The GOP and the Albatross of White Racial Panic
At the moment we’re moving toward one party that is genuinely multi-racial in composition and another that is increasingly a white persons’ party, albeit having limited minority representation and a small number of non-white officeholders. There’s a small but substantial minority of the population that finds a new America where whites really aren’t the overwhelmingly dominant group, simply in numbers, very frightening. I’d put the number at somewhere between 20% and 25% of the population. And they are overwhelmingly in the Republican party or they’re right-leaning independents who vote Republican.
And that’s what brings you to the what we might better call the Steve King problem, the guy who’s in trouble today for saying that virtually all DREAMers are drug mules and criminals. He’s now been denounced by John Boehner, Raul Labrador (one of the biggest border security hawks in Congress) and others. I don’t doubt the sincerity of their rebukes. But King is speaking for the raw, undomesticated voice of that slice of the electorate for whom these social and population trends spell a basically non-stop state of white panic expressed through Obama conspiracy theories, fears of marauding Mexican hordes, hyper-opposition to primarily Latin American immigration and so much more.

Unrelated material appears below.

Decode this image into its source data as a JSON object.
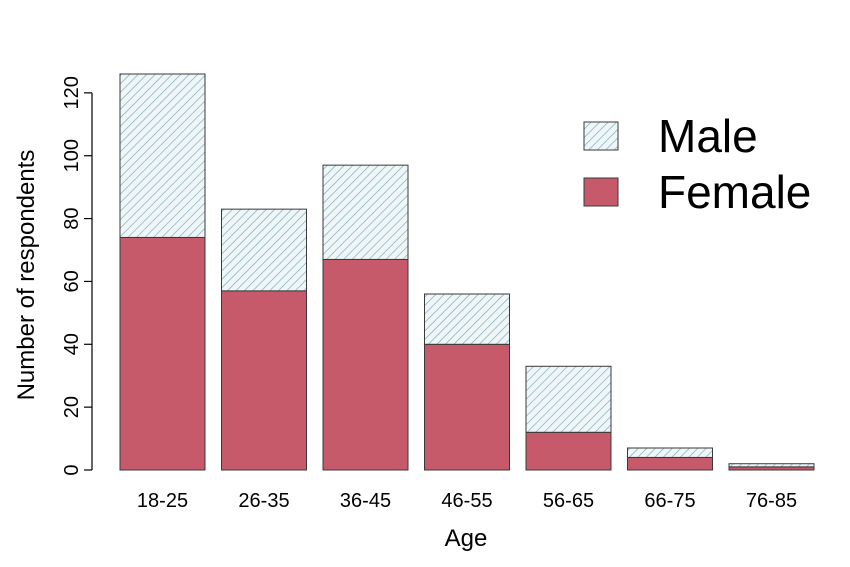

Yes, King is more intemperate, voluable and perhaps more hateful than most. But he does speak for that relatively small slice of the electorate which makes up a pretty big slice of the GOP electorate and keeps the GOP anchored in opposition to immigration reform and to policies which put most of the non-white population off-limits to the party indefinitely. That’s why the whole plan to ‘double down’ on the ‘whites only’ strategy now increasingly favored by Republicans isn’t so much of a strategy as a recognition that it can’t break free or discipline that mammoth part of its voter base.